「ニュピ」
( Nyepi ) さて、まだニュピについて大事なことをお話ししていませんでした。
この日は他のヒンドゥー教のハリ・ラヤ(祝日)に比べ、1番多く規制がされる日です。一日中音を出してはダメ、外へ出てはダメ、仕事をしてはダメ、男女の交わりダメ、電気をつけてはダメ。前日の騒々しさと180度逆に「ニュピ」は一日静かにせねばなりません。この日一日、仕事の事もその他の日常の雑用も忘れ、神様のことだけ考える(瞑想する)ための日なのです。
近所の人から聞いた話によると、以前(20〜30年前)はまだ人間が通りへ出ることは許されていたそうですが、インドネシア・ダルマ・ヒンドゥー協会というヒンドゥー教の協会が十数年前に「ニュピ」当日の規制を制定しなおし、今ではオートバイ、車、人間、全て一日外出禁止となっています。もう一つ言い忘れましたが台所で炊事もダメです。以前、厳しい村ではたばこに火をつけるのも禁じられていたそうです。
でもゼッタイ守らない人がいるはず!!と私は思ったのです。警察や村の代表者が通りでチェックしているんですが、ちょっとくらい…と思う人は必ずいると。
当日は朝7時までは外出できます。早起きして6時くらいに通りへ出ると、休日気分の老人、若者、子供たちが遊歩道気分で歩いています。私も久しぶりに早朝の散歩と、初めて体験するニュピの朝を楽しみました。そして7時、町内の木の半鐘が鳴り「家へ戻れ」の合図です。
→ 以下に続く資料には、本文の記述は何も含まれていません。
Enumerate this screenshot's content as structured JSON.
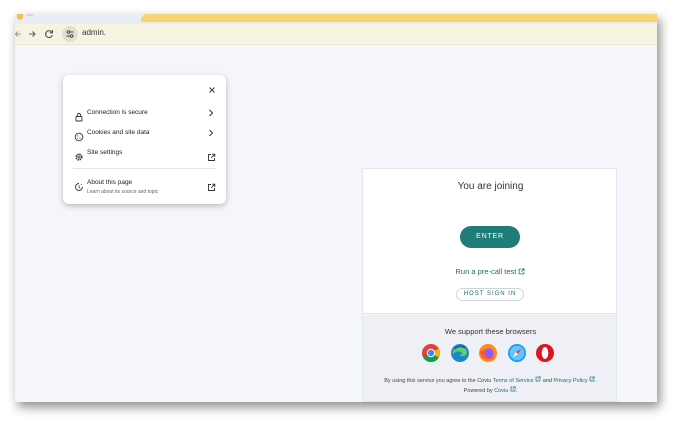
{
  "browser": {
    "url": "admin."
  },
  "site_info_popup": {
    "items": [
      {
        "label": "Connection is secure"
      },
      {
        "label": "Cookies and site data"
      },
      {
        "label": "Site settings"
      },
      {
        "label": "About this page",
        "sublabel": "Learn about its source and topic"
      }
    ]
  },
  "join": {
    "title": "You are joining",
    "enter_label": "ENTER",
    "precall_label": "Run a pre-call test",
    "host_signin_label": "HOST SIGN IN"
  },
  "browsers": {
    "title": "We support these browsers",
    "icons": [
      "chrome-icon",
      "edge-icon",
      "firefox-icon",
      "safari-icon",
      "opera-icon"
    ]
  },
  "footer": {
    "prefix": "By using this service you agree to the Coviu",
    "terms_label": "Terms of Service",
    "and": "and",
    "privacy_label": "Privacy Policy",
    "powered_by": "Powered by",
    "brand_label": "Coviu"
  },
  "colors": {
    "accent": "#1f7c78",
    "tab_yellow": "#f8d472"
  }
}
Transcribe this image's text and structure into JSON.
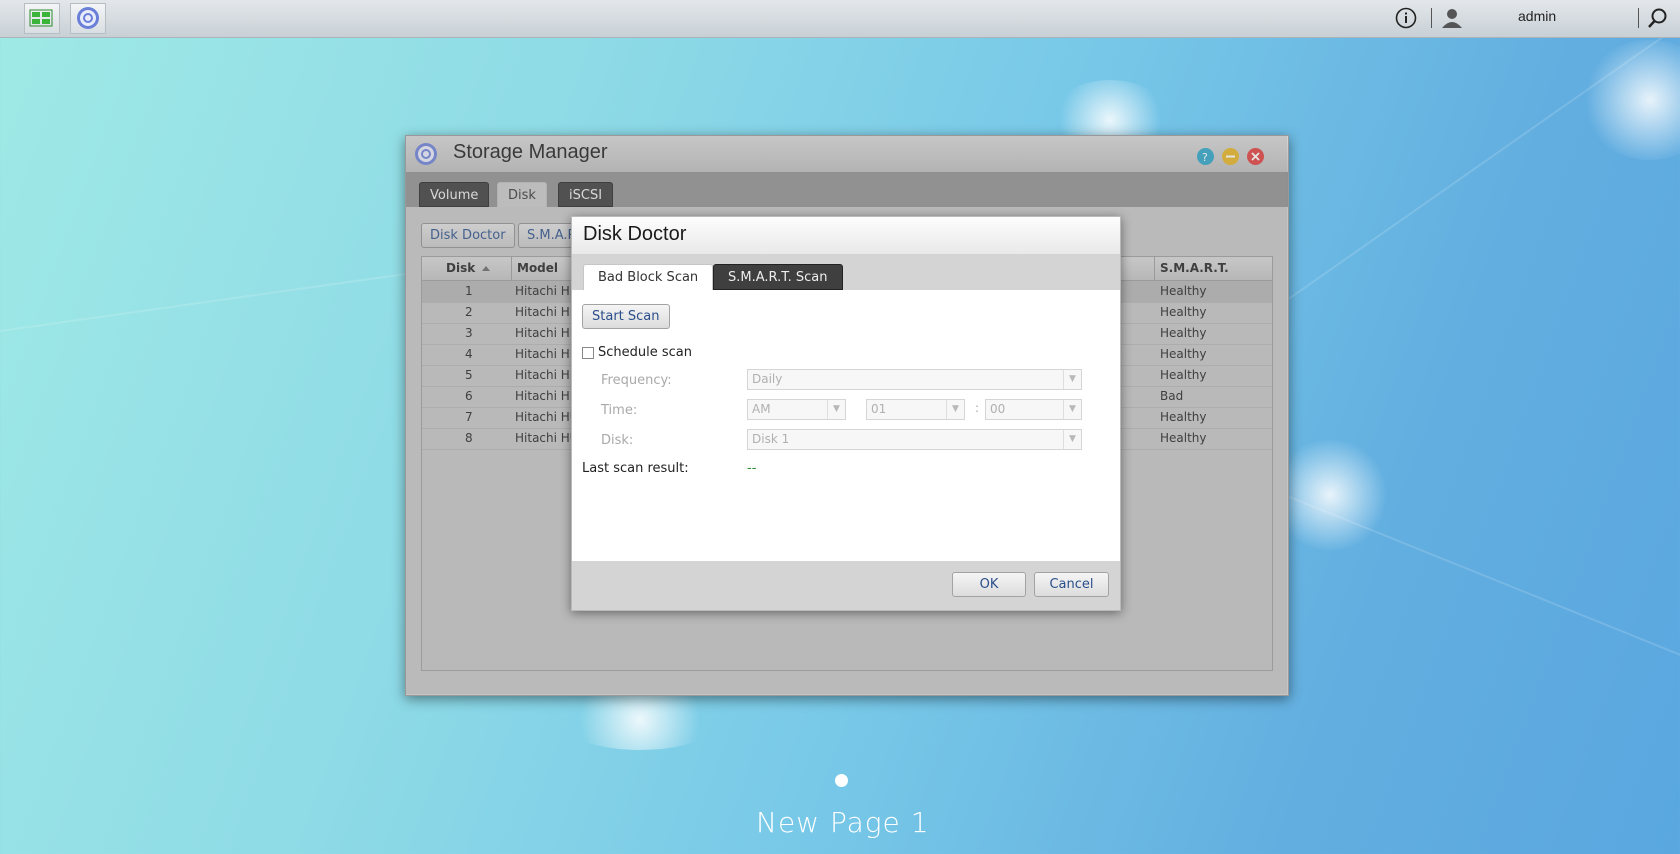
{
  "taskbar": {
    "user_name": "admin",
    "icons": [
      "apps-grid-icon",
      "storage-manager-icon",
      "info-icon",
      "user-icon",
      "search-icon"
    ]
  },
  "window": {
    "title": "Storage Manager",
    "tabs": [
      {
        "label": "Volume",
        "active": false
      },
      {
        "label": "Disk",
        "active": true
      },
      {
        "label": "iSCSI",
        "active": false
      }
    ],
    "toolbar": {
      "disk_doctor": "Disk Doctor",
      "smart_partial": "S.M.A.R"
    },
    "grid": {
      "columns": {
        "disk": "Disk",
        "model": "Model",
        "smart": "S.M.A.R.T."
      },
      "rows": [
        {
          "disk": "1",
          "model": "Hitachi HD",
          "smart": "Healthy"
        },
        {
          "disk": "2",
          "model": "Hitachi HD",
          "smart": "Healthy"
        },
        {
          "disk": "3",
          "model": "Hitachi HD",
          "smart": "Healthy"
        },
        {
          "disk": "4",
          "model": "Hitachi HD",
          "smart": "Healthy"
        },
        {
          "disk": "5",
          "model": "Hitachi HD",
          "smart": "Healthy"
        },
        {
          "disk": "6",
          "model": "Hitachi HD",
          "smart": "Bad"
        },
        {
          "disk": "7",
          "model": "Hitachi HU",
          "smart": "Healthy"
        },
        {
          "disk": "8",
          "model": "Hitachi HU",
          "smart": "Healthy"
        }
      ]
    }
  },
  "dialog": {
    "title": "Disk Doctor",
    "tabs": [
      {
        "label": "Bad Block Scan",
        "active": true
      },
      {
        "label": "S.M.A.R.T. Scan",
        "active": false
      }
    ],
    "start_scan": "Start Scan",
    "schedule_label": "Schedule scan",
    "schedule_checked": false,
    "frequency": {
      "label": "Frequency:",
      "value": "Daily"
    },
    "time": {
      "label": "Time:",
      "ampm": "AM",
      "hour": "01",
      "separator": ":",
      "minute": "00"
    },
    "disk": {
      "label": "Disk:",
      "value": "Disk 1"
    },
    "last_result": {
      "label": "Last scan result:",
      "value": "--"
    },
    "ok": "OK",
    "cancel": "Cancel"
  },
  "desktop": {
    "page_label": "New Page 1"
  }
}
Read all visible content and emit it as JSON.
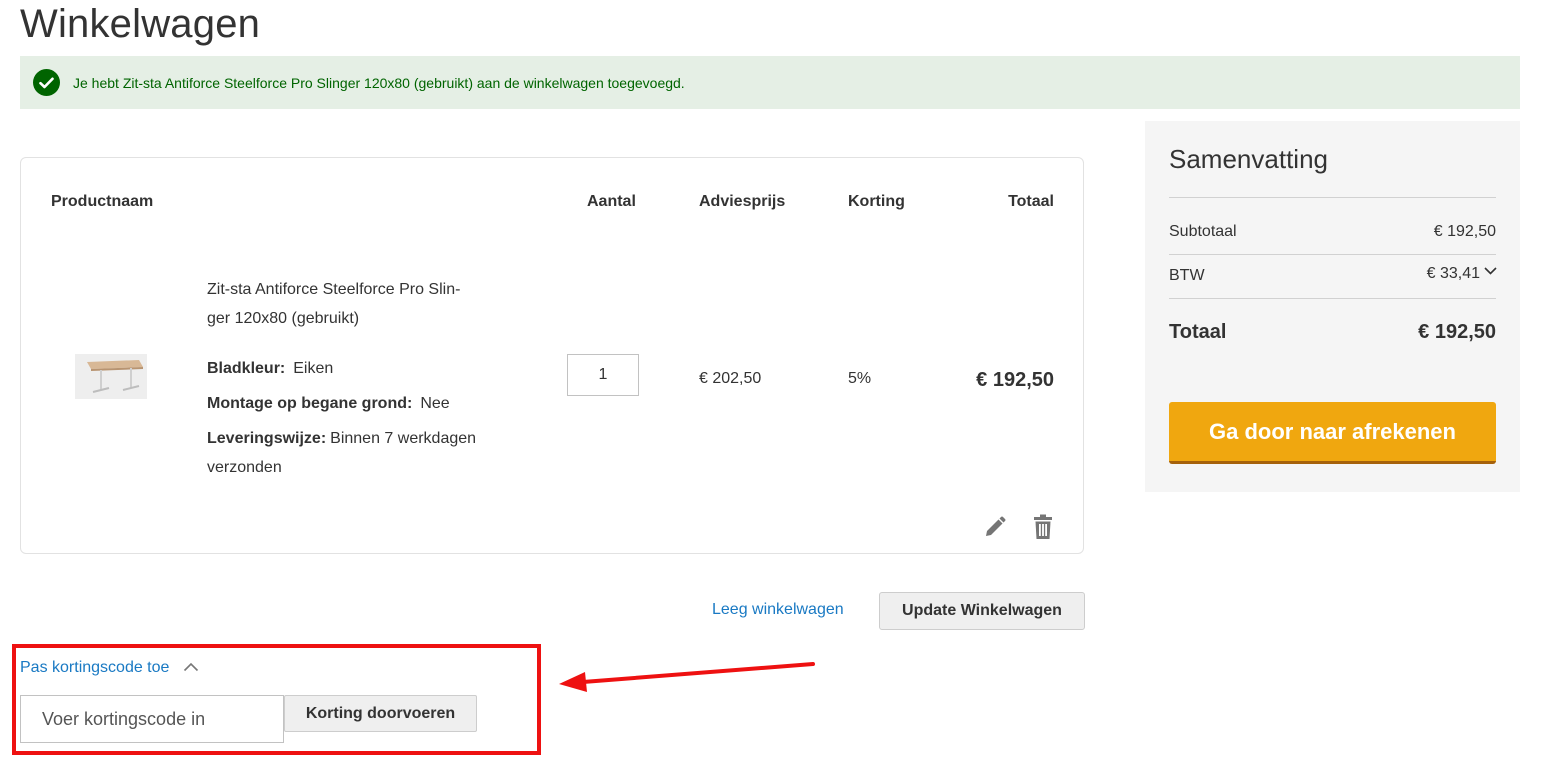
{
  "page": {
    "title": "Winkelwagen"
  },
  "message": {
    "text": "Je hebt Zit-sta Antiforce Steelforce Pro Slinger 120x80 (gebruikt) aan de winkelwagen toegevoegd.",
    "icon": "check-circle-icon",
    "color": "#006400"
  },
  "cart": {
    "headers": {
      "product": "Productnaam",
      "qty": "Aantal",
      "price": "Adviesprijs",
      "discount": "Korting",
      "total": "Totaal"
    },
    "item": {
      "name_line1": "Zit-sta Antiforce Steelforce Pro Slin-",
      "name_line2": "ger 120x80 (gebruikt)",
      "options": [
        {
          "label": "Bladkleur:",
          "value": "Eiken"
        },
        {
          "label": "Montage op begane grond:",
          "value": "Nee"
        },
        {
          "label": "Leveringswijze:",
          "value": "Binnen 7 werkdagen verzonden"
        }
      ],
      "qty": "1",
      "price": "€ 202,50",
      "discount": "5%",
      "total": "€ 192,50"
    },
    "actions": {
      "empty": "Leeg winkelwagen",
      "update": "Update Winkelwagen"
    }
  },
  "summary": {
    "title": "Samenvatting",
    "subtotal_label": "Subtotaal",
    "subtotal_value": "€ 192,50",
    "tax_label": "BTW",
    "tax_value": "€ 33,41",
    "total_label": "Totaal",
    "total_value": "€ 192,50",
    "checkout": "Ga door naar afrekenen",
    "accent": "#f0a70f"
  },
  "discount": {
    "toggle": "Pas kortingscode toe",
    "placeholder": "Voer kortingscode in",
    "apply": "Korting doorvoeren"
  },
  "annotation": {
    "color": "#ee1111"
  }
}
こうしてニュピの一日は、家の中で静かに過ごすことになるのです。
ここで皆さんの中に疑問を持たれている方もいらっしゃるでしょう。観光客はどうなのかと。いいえ、全ての観光客が従わねばなりません。観光地といわれる場所のレストランは全て閉店です。許可を得ているホテルのみ泊まり客の食事の準備ができるそうです。もちろん車で島内観光なんて不可能です。電気をつけるのが許されるのは、産中の女性のいる家と病院。また車を走らせていいのは急病人を乗せた車に限ります。
どうしても気になる私は、観光客という強みで夜8時に通りまで出てみる事にしました。います、います!若者がひっそり集まって道のど真ん中で座ってひそひそと会談。勿論この通りへ出るまでの道はまっ暗、家々はみんな明かりを消しています。そうしているうちに例の村役のおじさんの持つ懐中電灯の光。若者は早々に逃げ帰ります。もう少しねばっていると、ひとりの若者がつかまって説教が始まりました。ここで私もあきらめ暗い道を戻ったのでした。
規制やぶりの若者と私とで話した事は、「あいつ規制破りだ」「え?何?誰が?」「あの星。あんな明るくしてちゃあ村役に叱られる」「きっと宗教が違うんだろう」というようなことです。この強いバリ・ヒンドゥー教の規制も流石に天界までは届かないようです。